SAN FRANCISCO—Industrial giant Prologis Inc. on Tuesday posted second-quarter results that beat analysts’ estimates. The REIT reported core funds from operations of 48 cents per share, compared to the Zacks Consensus Estimate of 46 cents per share and Q2 2013′s figure of 41 cents per share. Its same-store NOI was up 3.8% from a year ago on the strength of higher occupancy and rental rates.

Occupancy as Q2 ended was up 90 basis points year over year to 94.6%. With 29 million square feet of leases signed during the quarter, Prologis saw GAAP rental rates increase by 6.6%, compared to 4% the year prior.

“We’re pleased to report a very strong quarter of financial and operating performance,” says Hamid R. Moghadam, Prologis’ chairman and CEO. “Our results reflect high occupancy levels with strong growth in rental rates, above average development margins and increased earnings from our strategic capital business.”

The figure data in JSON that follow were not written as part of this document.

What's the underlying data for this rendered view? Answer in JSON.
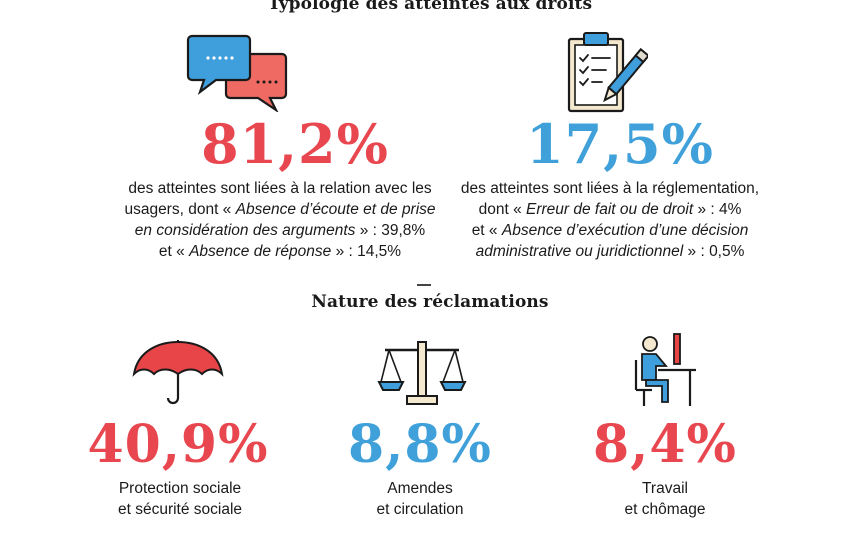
{
  "section1": {
    "title": "Typologie des atteintes aux droits",
    "left": {
      "icon": "speech-bubbles-icon",
      "percent": "81,2%",
      "color": "#e8474f",
      "line1": "des atteintes sont liées à la relation avec les",
      "line2_plain": "usagers, dont « ",
      "line2_italic": "Absence d’écoute et de prise",
      "line3_italic": "en considération des arguments",
      "line3_plain": " » : 39,8%",
      "line4_plain_a": "et « ",
      "line4_italic": "Absence de réponse",
      "line4_plain_b": " » : 14,5%"
    },
    "right": {
      "icon": "clipboard-checklist-icon",
      "percent": "17,5%",
      "color": "#3fa0da",
      "line1": "des atteintes sont liées à la réglementation,",
      "line2_plain_a": "dont « ",
      "line2_italic": "Erreur de fait ou de droit",
      "line2_plain_b": " » : 4%",
      "line3_plain": "et « ",
      "line3_italic": "Absence d’exécution d’une décision",
      "line4_italic": "administrative ou juridictionnel",
      "line4_plain": " » : 0,5%"
    }
  },
  "section2": {
    "title": "Nature des réclamations",
    "items": [
      {
        "icon": "umbrella-icon",
        "percent": "40,9%",
        "color": "#e8474f",
        "label_line1": "Protection sociale",
        "label_line2": "et sécurité sociale"
      },
      {
        "icon": "scales-icon",
        "percent": "8,8%",
        "color": "#3fa0da",
        "label_line1": "Amendes",
        "label_line2": "et circulation"
      },
      {
        "icon": "person-at-desk-icon",
        "percent": "8,4%",
        "color": "#e8474f",
        "label_line1": "Travail",
        "label_line2": "et chômage"
      }
    ]
  },
  "colors": {
    "red": "#e8474f",
    "blue": "#3fa0da",
    "ink": "#1a1a1a"
  }
}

Accordingly, Prologis is raising its full-year 2014 core FFO guidance range to $1.82 to $1.86 per diluted share, up from $1.76 to $1.82 per diluted share. The company also expects to recognize net earnings, for GAAP purposes, of $0.20 to $0.24 per share for the year.

In a REIT sector report issued on Monday, before Prologis reported its Q2 results, Barclays Capital maintained an “overweight” rating on the REIT’s stock, while also projecting a favorable long-term outlook for industrial real estate trusts. “According to CBRE, US industrial availability tightened 30 bps sequentially to 10.8% in 2Q14, marking the 16th consecutive quarter of improvement,” the report states. “Looking ahead, we think demand for industrial space will continue to be driven by steady economic growth, reconfiguration of the supply chain to cater to e-commerce/same-day delivery, acceleration in global trade, property obsolescence and limited supply,” especially for facilities that are larger and taller.